ペトロフ氏はコンピューターの警報が誤りだと判断。そのため司令官へ連絡する代わりに、軍本部で当直勤務をしていた担当者に電話をし、コンピューターが誤判断を下したと報告したそうだ。
そして警報が発せられてから23分後、実際にソビエト領内では何も起きていないことが判明。ペトロフ氏も思わず安堵したとか。
その後の調査によれば誤報の原因は、ソビエトの衛星が雲に反射した太陽の光を、大陸間弾道ミサイルのエンジンと謝って判断したから、と結論づけられたという。
彼の行動が知られたのは後のこと
しかし当時、彼は規律違反に問われ、その後冷遇されたと言われている。しかもペトロフ氏がこのような行動をとり、核の全面戦争を回避したことは90年代後半になってようやく明らかにされたそうだ。

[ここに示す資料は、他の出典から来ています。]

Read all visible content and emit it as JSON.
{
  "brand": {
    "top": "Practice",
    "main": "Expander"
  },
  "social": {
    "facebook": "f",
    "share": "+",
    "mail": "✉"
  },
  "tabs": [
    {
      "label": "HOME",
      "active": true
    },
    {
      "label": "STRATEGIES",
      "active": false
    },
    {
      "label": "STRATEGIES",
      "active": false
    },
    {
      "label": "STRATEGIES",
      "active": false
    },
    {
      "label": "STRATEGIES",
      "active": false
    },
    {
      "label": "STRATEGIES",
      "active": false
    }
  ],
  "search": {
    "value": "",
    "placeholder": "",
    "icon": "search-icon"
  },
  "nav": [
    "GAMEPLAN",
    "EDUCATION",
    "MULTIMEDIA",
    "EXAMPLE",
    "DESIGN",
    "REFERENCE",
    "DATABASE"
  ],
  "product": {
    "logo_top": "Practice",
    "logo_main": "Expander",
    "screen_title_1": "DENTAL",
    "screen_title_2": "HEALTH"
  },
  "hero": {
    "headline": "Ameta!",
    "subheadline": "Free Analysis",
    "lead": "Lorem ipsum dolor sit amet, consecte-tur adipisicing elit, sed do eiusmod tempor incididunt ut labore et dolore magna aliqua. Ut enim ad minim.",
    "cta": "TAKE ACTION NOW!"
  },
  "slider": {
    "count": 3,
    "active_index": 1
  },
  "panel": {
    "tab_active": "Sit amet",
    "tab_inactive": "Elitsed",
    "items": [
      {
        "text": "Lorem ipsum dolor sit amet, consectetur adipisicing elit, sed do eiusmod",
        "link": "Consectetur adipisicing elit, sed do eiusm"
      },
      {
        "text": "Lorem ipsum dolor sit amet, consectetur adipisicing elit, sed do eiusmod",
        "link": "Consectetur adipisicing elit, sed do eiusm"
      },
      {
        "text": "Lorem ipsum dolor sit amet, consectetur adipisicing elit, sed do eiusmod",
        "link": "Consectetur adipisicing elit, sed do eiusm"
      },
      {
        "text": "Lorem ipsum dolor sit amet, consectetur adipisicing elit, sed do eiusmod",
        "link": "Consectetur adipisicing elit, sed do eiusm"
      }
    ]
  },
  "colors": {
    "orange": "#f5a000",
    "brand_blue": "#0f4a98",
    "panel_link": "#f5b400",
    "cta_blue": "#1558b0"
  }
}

その後、ペトロフ氏は中佐のまま軍を退役。今年の5月19日に、モスクワにある自宅で息を引き取ったという。
そしてつい最近まで彼の死が多くの人々に知られることはなかったそうだ。ご冥福をお祈りしたい。(了)
出典元:BBC:Stanislav Petrov, who averted possible nuclear war, dies at 77(9/18)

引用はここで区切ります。